Consommation : les prix du plantain flambent

Les régimes sont vendus entre 6000 et 8000 F, la main de cinq doigts est proposée à 1000 F dans la plupart des marchés de Yaoundé.

Quelque part au carrefour Mvog-Atangana Mballa à Yaoundé, une camionnette remplie de régimes de plantain vient de stationner. Elle est tout de suite assaillie par une dizaine de « bayam-sellam » qui se précipitent pour sortir les produits du véhicule. Les propriétaires du véhicule, deux dames, s’empressent de donner les prix des régimes aux revendeuses. Ils  varient entre 3500 F pour les petits gabarits et 10 000 F pour les gros. Amalia Amougou, l’une des revendeuses n’en revient pas. Selon elle, il est vrai que ce n’est pas la bonne période, mais à ce prix-là, c’est un peu trop. Surtout qu’en période normale, le même régime est vendu entre 4000 et 5000 F. « Si je l’achète, c’est pour le revendre à combien et à qui ?», interroge-t-elle, dépassée. A l’intérieur du marché, ce sont d’autres scénarii qui se jouent. L’on trouve surtout des tas de cinq doigts à 1000 F. Les plus petits sont proposés à 500 F. Difficile de trouver les doigts de 200 F. Et même si on finit par les trouver, ils sont déjà trop mûrs et noircissent à vue d’œil.  Les montants de gros régimes oscillent entre 7000 et 8000 F, les moyens sont proposés à 5000 et 6000 F. Les plus petits à 3000 ou 2500 F. 
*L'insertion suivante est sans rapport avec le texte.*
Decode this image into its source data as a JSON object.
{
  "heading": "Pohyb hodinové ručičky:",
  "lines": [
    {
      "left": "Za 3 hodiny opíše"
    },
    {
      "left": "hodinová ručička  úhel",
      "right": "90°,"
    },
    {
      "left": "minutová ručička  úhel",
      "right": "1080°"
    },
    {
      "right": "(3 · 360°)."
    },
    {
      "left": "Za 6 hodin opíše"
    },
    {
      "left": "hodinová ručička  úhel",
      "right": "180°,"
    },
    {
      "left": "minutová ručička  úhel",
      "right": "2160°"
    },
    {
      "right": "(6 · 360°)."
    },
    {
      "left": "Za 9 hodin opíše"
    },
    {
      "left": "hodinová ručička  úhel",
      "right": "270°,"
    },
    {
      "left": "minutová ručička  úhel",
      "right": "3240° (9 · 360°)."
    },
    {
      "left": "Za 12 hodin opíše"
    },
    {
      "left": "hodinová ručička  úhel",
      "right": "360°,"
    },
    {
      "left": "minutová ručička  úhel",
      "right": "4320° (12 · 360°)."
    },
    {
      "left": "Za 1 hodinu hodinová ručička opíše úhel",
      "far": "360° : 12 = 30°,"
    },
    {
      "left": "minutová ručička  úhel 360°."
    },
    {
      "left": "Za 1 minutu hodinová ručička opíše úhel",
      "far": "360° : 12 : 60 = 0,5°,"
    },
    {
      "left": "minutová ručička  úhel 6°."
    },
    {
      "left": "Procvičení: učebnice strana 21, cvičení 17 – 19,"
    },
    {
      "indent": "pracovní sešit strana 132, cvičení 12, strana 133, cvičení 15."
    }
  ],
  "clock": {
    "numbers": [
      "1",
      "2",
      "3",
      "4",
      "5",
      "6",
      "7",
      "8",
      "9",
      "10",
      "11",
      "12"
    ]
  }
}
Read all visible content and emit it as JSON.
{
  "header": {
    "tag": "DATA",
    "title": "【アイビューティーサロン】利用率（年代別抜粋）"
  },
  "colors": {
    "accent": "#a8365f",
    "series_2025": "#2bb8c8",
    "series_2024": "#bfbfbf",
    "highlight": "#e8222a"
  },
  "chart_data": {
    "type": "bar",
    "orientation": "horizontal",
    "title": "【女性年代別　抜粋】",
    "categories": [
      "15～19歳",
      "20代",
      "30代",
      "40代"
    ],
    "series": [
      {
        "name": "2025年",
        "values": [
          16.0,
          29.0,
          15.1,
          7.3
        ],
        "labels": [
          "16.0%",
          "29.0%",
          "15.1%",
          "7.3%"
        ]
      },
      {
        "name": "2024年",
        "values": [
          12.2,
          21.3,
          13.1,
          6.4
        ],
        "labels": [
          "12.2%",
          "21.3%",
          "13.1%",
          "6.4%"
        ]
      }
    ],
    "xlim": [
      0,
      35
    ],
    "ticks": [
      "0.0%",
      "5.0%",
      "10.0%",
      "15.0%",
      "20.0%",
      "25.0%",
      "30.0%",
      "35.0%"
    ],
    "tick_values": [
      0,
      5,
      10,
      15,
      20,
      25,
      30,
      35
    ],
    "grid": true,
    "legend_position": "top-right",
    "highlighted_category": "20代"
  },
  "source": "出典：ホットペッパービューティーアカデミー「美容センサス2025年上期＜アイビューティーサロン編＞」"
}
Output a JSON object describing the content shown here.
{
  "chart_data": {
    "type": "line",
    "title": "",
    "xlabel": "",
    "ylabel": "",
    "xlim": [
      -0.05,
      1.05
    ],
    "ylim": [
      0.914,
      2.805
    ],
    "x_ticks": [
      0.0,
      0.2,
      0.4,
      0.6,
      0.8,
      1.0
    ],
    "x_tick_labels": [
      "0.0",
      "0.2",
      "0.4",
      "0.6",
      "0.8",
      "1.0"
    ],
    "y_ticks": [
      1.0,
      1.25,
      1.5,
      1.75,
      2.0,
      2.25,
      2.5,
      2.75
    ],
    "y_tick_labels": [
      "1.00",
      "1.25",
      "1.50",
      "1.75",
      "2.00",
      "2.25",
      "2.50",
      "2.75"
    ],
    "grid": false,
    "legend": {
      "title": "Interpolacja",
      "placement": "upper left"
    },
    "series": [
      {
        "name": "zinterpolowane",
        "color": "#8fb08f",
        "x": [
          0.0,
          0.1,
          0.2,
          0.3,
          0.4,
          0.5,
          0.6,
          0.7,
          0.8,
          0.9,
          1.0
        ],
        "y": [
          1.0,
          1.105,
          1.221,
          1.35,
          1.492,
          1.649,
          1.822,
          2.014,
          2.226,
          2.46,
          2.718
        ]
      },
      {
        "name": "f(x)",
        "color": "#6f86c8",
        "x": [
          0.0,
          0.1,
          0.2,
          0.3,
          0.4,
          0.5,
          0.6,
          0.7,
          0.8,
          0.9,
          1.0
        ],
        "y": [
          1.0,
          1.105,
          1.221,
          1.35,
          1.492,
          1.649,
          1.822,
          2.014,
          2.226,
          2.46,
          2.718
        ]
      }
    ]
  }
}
D’après Gisèle Abena, revendeuse, cette situation va durer jusqu’en août. C’est depuis mai qu’on vit cette hausse des prix. A l’origine, la basse saison de production, les pluies qui rendent difficile l’accès aux zones de production et la flambée des coûts de transport. Il faut payer 500 F pour transporter un régime de plantain jusqu’à Yaoundé. « Le prix du transport a doublé depuis la pandémie. Pour arriver à Yaoundé, il faut louer le véhicule (15 000 F, contre 10 000 F maximum) et payer le carburant. De plus, la saison pluvieuse qui sévit en ce moment n’est pas pour faciliter les choses. « Pour que le véhicule arrive dans nos plantations, ce n’est pas évident. On tient compte de ces paramètres avant de fixer les prix», explique Marie-Ange Ngo Bikai, l’une des grossistes. 
Marie Noëlle M., une ménagère explique que pendant cette période, beaucoup de ménagères préfèrent souvent s’approvisionner en sacs de riz (moins coûteux et durable). Ayant une grande famille, il est impensable selon elle, d’acheter un régime à 3000 F.